3. ML(Machine Learning) Methods: What are the ML methods applied in this paper?
- The data set used in this study comes from the passage , which can be downloaded from the NCBI website.
- logistic regression (LR) and support vector machine (SVM)
4. ML Advantages: Why are these ML methods better than the traditional methods in these biological problems?
- traditional methods and machine learning methods:achieve low prediction accuracy and cannot achieve a balance between sensitivity and specificity due to the improper predictors and redundant features.
- the common way to select kernel function is based on prior knowledge of experts
5. Biological Significance: What is the biological significance of these ML methods’ results?
- measures, such as sensitivity (SN), specificity (SP), accuracy (ACC), and Matthews’ correlation coefficient (MCC) are used to evaluate the performance of classifiers.

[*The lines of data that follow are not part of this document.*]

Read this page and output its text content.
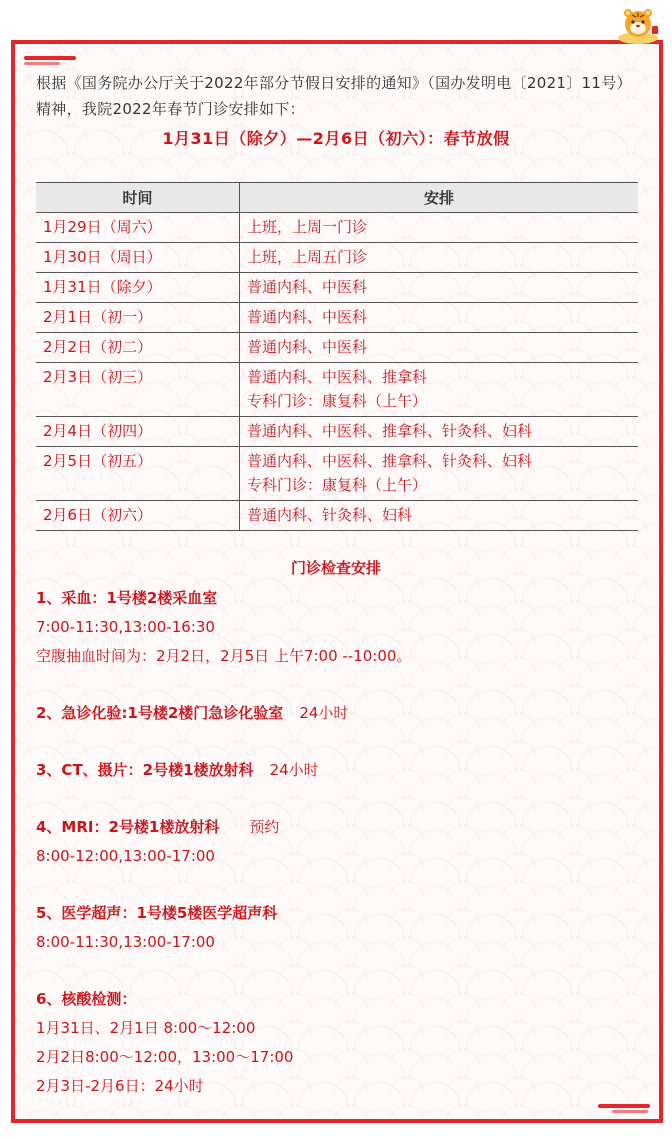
根据《国务院办公厅关于2022年部分节假日安排的通知》（国办发明电〔2021〕11号）精神，我院2022年春节门诊安排如下：
1月31日（除夕）—2月6日（初六）：春节放假
时间	安排
1月29日（周六）	上班，上周一门诊

1月30日（周日）	上班，上周五门诊

1月31日（除夕）	普通内科、中医科

2月1日（初一）	普通内科、中医科

2月2日（初二）	普通内科、中医科

2月3日（初三）	普通内科、中医科、推拿科
专科门诊：康复科（上午）

2月4日（初四）	普通内科、中医科、推拿科、针灸科、妇科

2月5日（初五）	普通内科、中医科、推拿科、针灸科、妇科
专科门诊：康复科（上午）

2月6日（初六）	普通内科、针灸科、妇科
门诊检查安排
1、采血：1号楼2楼采血室
7:00-11:30,13:00-16:30
空腹抽血时间为：2月2日，2月5日 上午7:00 --10:00。
2、急诊化验:1号楼2楼门急诊化验室 24小时
3、CT、摄片：2号楼1楼放射科 24小时
4、MRI：2号楼1楼放射科 预约
8:00-12:00,13:00-17:00
5、医学超声：1号楼5楼医学超声科
8:00-11:30,13:00-17:00
6、核酸检测：
1月31日、2月1日 8:00～12:00
2月2日8:00～12:00，13:00～17:00
2月3日-2月6日：24小时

- From the above discussion, SVM achieves the best performance whether five or tenfold cross validation is used and keeps a balance between sensitivity and specificity.
6. Prospect: What are the potential applications of these machine learning methods in biological science?
- Based on our exiting study, we will predict the cancer with consensus molecular subtypes.
- To solve the problem, we plan to explore the further relationships between CRC classification and clinical translation.
- For classifying the samples, we will choose one of the deep learning methods-CNNs as the classifier based on TensorFlow. Finally, we will adjust the related parameters of CNNs to choose the best classification result.
- the result of this work indicates that integrated model provides new thought in solving the problem of low accuracy and the unbalance between sensitivity and specificity.
7. Mine Question(Optional)
- 这篇文章的introduction、discussion、conclusion重复的内容太多,可以精简一点。